3. Better Safety and Satisfaction
Interoperability provides doctors full access to patient information. Immediate access to such information gives hospitals a better idea of a patient’s medical history, past encounters, and preferences. This helps make informed decisions, reduce adverse events, and avoid duplicate testing. It also ensures that proper follow-up is adhered to among the healthcare providers.
4. Value-based Care
Public health systems need to coordinate effectively to provide healthcare for the community. In such cases, population-level data analysis is a crucial aspect of the healthcare information system. Here interoperability allows multiple institutions to work together and manage high-risk populations effectively. Moreover, population data enables more cost-effective care.
At an individual level, having data on a patient can help shore up information gaps. A key consideration of value-based care is integrating conventional health data with non-traditional ones. Data such as food security and access to housing can be leveraged to identify risks within a population group actively. This allows health organizations to work effectively towards positive outcomes.
How Can Interoperability Exchanges Occur in Healthcare?
With these benefits, the health industry can take a use case-driven approach to create its networks. This will allow them to dream the flow of information and create business practices to drive interoperability. Here are some use case-driven examples of interoperability exchanges in healthcare.
- Data of care delivery: A doctor can request patient data from other clinics or hospitals. This data, such as medication and lab reports, can then be used to assess the current situation of the patient better.
- Consent Management: In such a highly interconnected health cloud system, taking the patient’s consent is essential. A centralized content management model can inform the doctor of the patient’s willingness to share their data.
- Lab results: Instead of waiting for the patients to show their test results, doctors can directly check them through exchange networks.
- Medications: Knowing the previous medication of a patient gives the doctor a better idea of further treatment. This allows them to make and plan appropriate follow-ups and produce a better diagnosis.
- Patient intake: The doctor can access the health record of the patient before the appointment using a query and response process. Thus allowing them to provide better treatment during the consultation.

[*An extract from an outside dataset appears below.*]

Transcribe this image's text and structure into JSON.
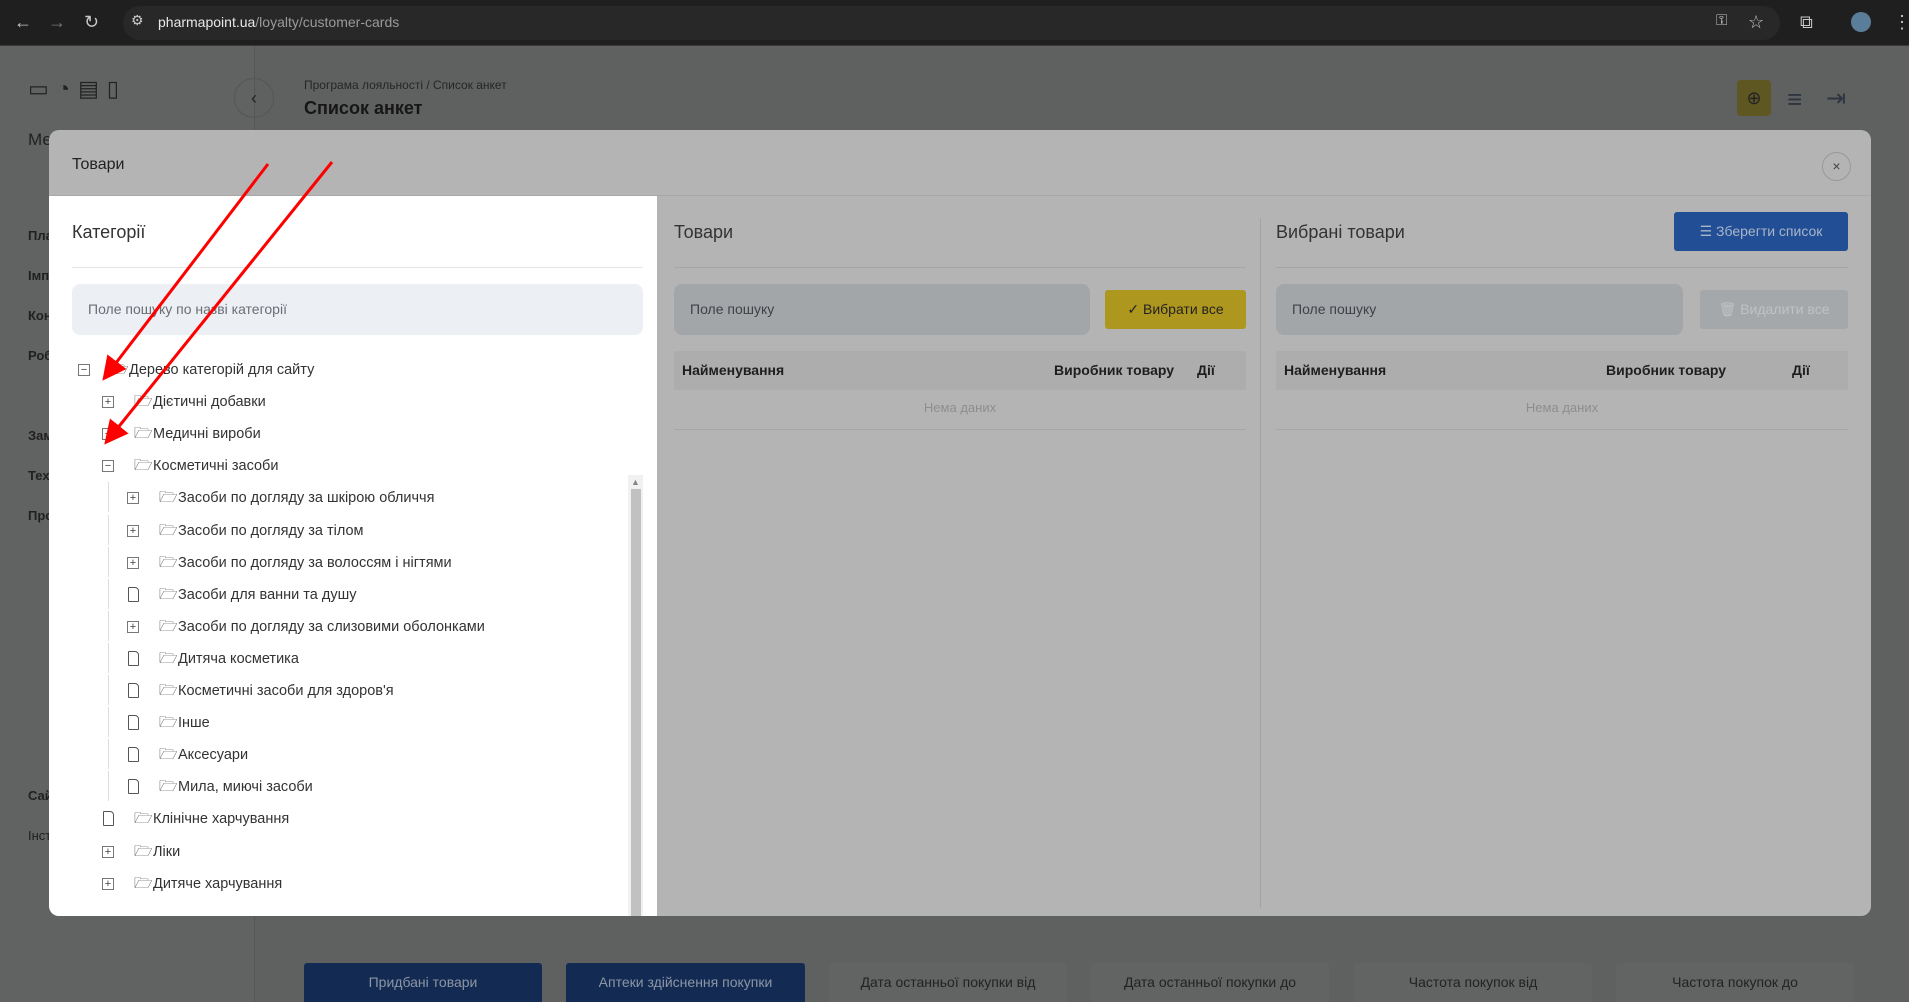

- Patient preference: Information exchange networks allow doctors to find out patients’ care references. This empowers patients and makes them a part of the process.
- Query services: Doctors who need more information on the patient referred to them can go to the query network. This network can be connected to other health systems and networks to assemble a complete patient record.
- Care transition: Patients are often referred to another hospital or make a transition of care as a part of their recovery process. The interoperable exchange of documents facilitates this process and makes it quick and easy for healthcare providers.
How Rapyder Helps Healthtech Companies Adopt Cloud?
Rapyder can help healthcare providers with a cloud migration strategy and help move their IT systems to the AWS cloud seamlessly at minimal cost and with maximum efficiency. Be a part of the future with Rapyder. Rapyder’s cloud migration process is a step-by-step strategy to migrate a Healthcare company’s IT systems and applications to the AWS Cloud.
Final Words
The healthcare sector is a big cloud computing user, but it still has a long way to go. Combining it with new techs like AI and the Internet of medical things will further open new avenues of streamlining healthcare. By combining such technologies with the cloud, interoperability can be boosted while simultaneously lowering the costs associated with it. With so many positives, it is hard to imagine a future without it. Indeed, healthcare cloud providers will lead the way for healthcare services in the future.